Even when she’s at home, Walz has her Civilian Patrol radio handy. Volunteers let her know when they start and end their shifts, and check in with her routinely during their patrols. “If a half-hour goes by and I don’t hear from them, I call them,” she said. “I worry about them.”
Walz also worries about the future of the organization, which has only about two dozen members, well below its peak of nearly 100 decades ago. Volunteers are asked to commit only two hours per week to the organization, she said. “The Civilian Patrol is one of the easiest things to do,” she said. “It helps to keep our community safe.”
As the organization’s secretary, Walz sends out meeting notices and updates membership rolls, among other duties. A few months back, she attended a meeting of the Valley Stream Council of PTAs and made an appeal for new members.

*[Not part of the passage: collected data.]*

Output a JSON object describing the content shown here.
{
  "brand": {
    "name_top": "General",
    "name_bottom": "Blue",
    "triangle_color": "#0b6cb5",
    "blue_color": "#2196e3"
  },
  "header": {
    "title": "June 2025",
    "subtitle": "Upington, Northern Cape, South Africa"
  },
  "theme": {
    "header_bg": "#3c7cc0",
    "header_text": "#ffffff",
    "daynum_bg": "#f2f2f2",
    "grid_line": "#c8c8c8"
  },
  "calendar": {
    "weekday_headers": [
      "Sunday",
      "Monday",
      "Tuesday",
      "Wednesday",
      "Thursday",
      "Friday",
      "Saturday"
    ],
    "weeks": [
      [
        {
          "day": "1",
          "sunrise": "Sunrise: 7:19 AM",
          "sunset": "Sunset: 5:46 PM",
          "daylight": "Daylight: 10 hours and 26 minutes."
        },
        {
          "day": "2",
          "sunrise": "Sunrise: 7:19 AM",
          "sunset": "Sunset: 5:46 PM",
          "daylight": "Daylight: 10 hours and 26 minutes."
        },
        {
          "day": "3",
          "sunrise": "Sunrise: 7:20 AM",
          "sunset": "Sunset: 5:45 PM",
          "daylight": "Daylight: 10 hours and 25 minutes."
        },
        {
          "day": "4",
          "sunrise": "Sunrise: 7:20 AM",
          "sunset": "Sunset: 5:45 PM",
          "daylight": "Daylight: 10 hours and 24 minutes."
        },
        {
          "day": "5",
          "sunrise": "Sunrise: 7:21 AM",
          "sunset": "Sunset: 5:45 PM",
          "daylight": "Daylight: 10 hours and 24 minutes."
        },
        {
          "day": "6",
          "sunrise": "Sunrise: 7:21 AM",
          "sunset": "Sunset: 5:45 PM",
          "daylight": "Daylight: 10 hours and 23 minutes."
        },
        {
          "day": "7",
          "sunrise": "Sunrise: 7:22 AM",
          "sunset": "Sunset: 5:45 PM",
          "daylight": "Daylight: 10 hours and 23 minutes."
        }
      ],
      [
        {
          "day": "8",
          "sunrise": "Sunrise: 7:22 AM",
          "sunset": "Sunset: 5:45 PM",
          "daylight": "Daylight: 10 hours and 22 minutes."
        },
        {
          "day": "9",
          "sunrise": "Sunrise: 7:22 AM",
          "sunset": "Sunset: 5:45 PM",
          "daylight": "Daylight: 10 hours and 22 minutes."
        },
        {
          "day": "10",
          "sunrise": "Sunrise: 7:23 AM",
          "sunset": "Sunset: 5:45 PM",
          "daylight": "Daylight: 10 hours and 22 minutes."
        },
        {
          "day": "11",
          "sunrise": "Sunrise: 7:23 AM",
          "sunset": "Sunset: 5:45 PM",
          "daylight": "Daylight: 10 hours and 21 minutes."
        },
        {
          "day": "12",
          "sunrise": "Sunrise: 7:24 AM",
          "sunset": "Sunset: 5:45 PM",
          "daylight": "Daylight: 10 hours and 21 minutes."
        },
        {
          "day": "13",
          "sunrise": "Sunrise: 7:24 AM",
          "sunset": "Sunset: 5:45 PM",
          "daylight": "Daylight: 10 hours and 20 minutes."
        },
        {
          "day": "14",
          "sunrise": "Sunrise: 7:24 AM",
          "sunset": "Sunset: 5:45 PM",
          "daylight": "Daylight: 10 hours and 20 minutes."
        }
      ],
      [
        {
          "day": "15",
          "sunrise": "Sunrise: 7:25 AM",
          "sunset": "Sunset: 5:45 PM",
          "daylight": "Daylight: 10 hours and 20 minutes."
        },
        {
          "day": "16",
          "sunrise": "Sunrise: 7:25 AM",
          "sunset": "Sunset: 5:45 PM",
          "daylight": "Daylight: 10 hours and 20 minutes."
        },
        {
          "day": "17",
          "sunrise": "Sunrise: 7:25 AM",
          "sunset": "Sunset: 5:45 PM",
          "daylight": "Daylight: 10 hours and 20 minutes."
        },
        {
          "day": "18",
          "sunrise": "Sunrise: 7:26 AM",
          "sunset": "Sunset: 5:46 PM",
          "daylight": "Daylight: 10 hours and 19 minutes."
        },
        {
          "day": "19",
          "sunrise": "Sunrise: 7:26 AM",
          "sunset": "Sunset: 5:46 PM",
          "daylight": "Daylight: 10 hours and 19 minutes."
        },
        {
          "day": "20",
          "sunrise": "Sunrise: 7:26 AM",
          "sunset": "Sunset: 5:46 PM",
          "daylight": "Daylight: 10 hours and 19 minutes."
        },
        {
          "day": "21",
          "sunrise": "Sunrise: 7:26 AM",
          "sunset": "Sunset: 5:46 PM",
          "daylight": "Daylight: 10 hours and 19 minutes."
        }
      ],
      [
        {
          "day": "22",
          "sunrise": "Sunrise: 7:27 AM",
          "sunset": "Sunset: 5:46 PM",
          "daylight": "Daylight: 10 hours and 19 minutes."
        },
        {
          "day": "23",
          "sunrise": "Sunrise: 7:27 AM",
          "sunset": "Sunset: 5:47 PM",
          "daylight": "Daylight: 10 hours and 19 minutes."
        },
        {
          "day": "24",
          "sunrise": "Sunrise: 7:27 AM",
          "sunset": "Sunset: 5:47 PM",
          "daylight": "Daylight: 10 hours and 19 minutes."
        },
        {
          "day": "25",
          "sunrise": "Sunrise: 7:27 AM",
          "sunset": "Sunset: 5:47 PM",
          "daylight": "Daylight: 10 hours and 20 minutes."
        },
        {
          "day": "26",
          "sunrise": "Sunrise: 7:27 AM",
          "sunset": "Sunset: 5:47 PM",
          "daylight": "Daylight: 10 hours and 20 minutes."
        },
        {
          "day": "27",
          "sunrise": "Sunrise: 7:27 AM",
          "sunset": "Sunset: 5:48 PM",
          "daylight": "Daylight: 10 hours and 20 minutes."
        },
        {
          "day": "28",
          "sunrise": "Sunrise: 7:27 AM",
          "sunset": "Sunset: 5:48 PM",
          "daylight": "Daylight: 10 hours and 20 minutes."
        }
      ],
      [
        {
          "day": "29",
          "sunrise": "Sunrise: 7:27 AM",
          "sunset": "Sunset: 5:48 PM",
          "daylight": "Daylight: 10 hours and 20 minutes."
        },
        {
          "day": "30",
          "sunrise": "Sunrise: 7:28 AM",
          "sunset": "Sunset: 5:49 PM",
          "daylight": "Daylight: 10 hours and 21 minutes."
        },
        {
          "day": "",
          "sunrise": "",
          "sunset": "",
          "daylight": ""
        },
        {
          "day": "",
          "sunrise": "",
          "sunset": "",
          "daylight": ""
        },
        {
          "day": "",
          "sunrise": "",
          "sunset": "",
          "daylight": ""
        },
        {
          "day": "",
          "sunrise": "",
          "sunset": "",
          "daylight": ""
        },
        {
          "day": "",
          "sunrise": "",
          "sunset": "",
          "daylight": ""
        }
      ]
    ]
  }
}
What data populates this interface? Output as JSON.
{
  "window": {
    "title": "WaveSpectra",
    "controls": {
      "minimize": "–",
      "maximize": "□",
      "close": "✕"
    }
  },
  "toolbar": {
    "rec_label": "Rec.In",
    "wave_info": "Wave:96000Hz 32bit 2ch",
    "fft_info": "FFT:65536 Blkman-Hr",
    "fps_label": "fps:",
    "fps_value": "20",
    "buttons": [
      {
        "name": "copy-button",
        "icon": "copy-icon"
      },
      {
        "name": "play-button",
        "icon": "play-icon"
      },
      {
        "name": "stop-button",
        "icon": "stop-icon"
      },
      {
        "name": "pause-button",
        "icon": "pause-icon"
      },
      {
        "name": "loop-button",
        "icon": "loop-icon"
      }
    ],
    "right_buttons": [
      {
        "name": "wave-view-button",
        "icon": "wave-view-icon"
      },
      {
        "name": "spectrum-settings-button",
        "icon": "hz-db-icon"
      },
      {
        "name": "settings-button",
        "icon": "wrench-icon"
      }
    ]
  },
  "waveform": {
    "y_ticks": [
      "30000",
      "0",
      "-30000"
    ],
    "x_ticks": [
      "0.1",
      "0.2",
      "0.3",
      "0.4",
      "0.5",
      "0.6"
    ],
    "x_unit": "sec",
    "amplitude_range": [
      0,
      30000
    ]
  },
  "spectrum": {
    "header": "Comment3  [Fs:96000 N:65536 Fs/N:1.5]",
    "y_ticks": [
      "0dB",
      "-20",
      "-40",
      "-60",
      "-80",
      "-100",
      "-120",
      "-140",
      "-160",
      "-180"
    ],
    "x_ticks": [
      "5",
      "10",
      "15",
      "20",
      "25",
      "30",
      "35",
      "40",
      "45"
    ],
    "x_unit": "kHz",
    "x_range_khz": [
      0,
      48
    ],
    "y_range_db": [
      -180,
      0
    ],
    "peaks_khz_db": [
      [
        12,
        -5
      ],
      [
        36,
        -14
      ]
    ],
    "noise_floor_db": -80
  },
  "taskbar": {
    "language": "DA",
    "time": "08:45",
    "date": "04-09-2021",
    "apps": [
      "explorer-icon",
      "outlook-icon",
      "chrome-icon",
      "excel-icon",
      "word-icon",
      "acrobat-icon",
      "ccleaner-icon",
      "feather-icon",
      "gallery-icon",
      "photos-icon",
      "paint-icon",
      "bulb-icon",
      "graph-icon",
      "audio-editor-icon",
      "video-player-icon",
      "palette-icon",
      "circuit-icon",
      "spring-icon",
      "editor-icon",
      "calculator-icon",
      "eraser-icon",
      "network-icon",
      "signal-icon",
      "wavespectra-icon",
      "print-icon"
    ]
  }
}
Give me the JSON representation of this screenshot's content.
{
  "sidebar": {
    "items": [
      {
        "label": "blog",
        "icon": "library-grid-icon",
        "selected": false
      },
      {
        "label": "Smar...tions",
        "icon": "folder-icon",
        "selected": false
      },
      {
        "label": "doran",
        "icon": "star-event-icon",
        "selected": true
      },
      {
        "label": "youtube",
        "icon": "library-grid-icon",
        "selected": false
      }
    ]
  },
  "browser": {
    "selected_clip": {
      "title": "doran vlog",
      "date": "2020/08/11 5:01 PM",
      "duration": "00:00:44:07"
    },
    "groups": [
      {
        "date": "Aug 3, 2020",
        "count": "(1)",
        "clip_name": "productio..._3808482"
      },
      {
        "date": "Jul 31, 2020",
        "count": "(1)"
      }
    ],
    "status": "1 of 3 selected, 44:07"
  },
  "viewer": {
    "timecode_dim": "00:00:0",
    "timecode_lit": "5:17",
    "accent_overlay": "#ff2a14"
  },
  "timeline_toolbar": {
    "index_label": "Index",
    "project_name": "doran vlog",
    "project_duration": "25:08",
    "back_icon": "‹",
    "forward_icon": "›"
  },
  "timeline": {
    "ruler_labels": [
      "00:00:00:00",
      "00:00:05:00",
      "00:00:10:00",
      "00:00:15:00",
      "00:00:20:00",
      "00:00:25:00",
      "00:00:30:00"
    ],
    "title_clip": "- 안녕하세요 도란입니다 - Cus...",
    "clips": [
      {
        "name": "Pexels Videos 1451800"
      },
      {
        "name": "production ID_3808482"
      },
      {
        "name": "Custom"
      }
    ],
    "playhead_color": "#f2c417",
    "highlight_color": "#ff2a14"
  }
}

George Catalanotto, the Civilian Patrol’s treasurer, said he has sought for years to have Walz recognized for all her service to the community. He described her as a person of integrity who is honest, caring and giving, and added that she works tirelessly to achieve the goals of the Civilian Patrol. “Any organization that has her as its member,” Catalanotto said, “and especially if she’s in a leadership position in that organization, is the better for it.”
Walz first got involved with the group in 2000, after her retirement from the Village of Rockville Centre, where she did the billing for the water and electric departments. Decades earlier, she did temp work in the personnel office of the Central High School District and as a secretary at Central and South high schools.
She grew up in Queens, and married her husband, Charles, in 1955. They had two children, Charles Jr., 51, and Alan, 48. Her husband died in the late 1990s, after Walz spent years taking care of him while he suffered from Alzheimer’s disease.